A Quick Glance at Kyl '99

23 March 1999

The subcommittee hearing on the Kyl bill is being held today. IGN publisher Sue Schneider will be attending the hearing along with other representatives from the Interactive Gaming Council. They will be submitting written testimony but are not allowed to present verbal testimony. So far, the only witness list released has the same old stand-bys....two Attorneys General, and reps from the NCAA and the NFL. We got a hold of a draft of the bill.

We are doing a full analysis of the legislation, and as such, these points are subject to revision and re-interpretation. But some of the more key elements include:

(1) The "casual bettor" provision has been removed. Under Kyl's legislation, the placement of a bet via the internet would NOT be a federal crime.

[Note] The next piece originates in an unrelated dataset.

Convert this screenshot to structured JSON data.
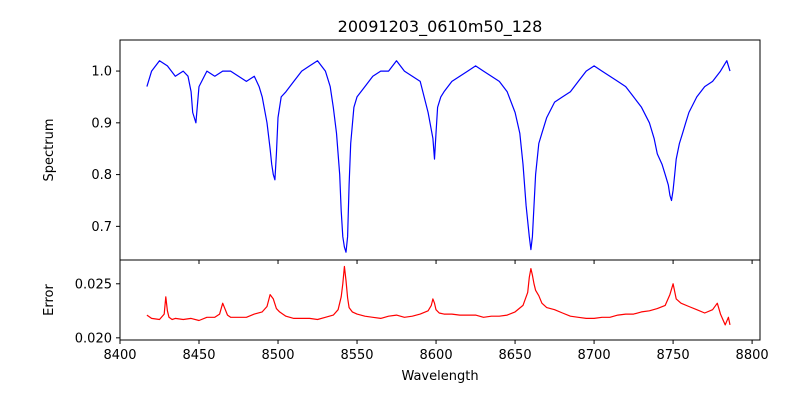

(2) Exceptions, and lots of 'em. The prohibition would NOT apply to:
  • intrastate dial-up or password protected networks (a.k.a. a "closed-loop subscriber based service";
  • fantasy sports;
  • common pooling for parimutuel betting as long as it is legal in the states or foreign countries where the betting and racing are taking place;
  • parimutuel totes;
  • news reporting, analyses, odds, results, schedules, or categories of wagering;
  • posting of educational information on how to gamble;
  • State (but not tribal) lotteries so long as the purchases are either intrastate or are between compacted states (i.e., powerball) and made in facilities open to the general public; and
  • "any otherwise lawful bet or wager that is placed on live horse races" if authorized under federal and state law and governed by the Interstate Horse Racing Act.

(3) No proxy wagering is permitted.

(4) The bill still contains injunction provisions so that law enforcement can close down web sites.

(5) Penalties for those illegally operating a gambling business are: fines not more than $20,000 or the value of the bet, 4 years in prison, or both.

We'll update you to anything pertinent on today's meeting.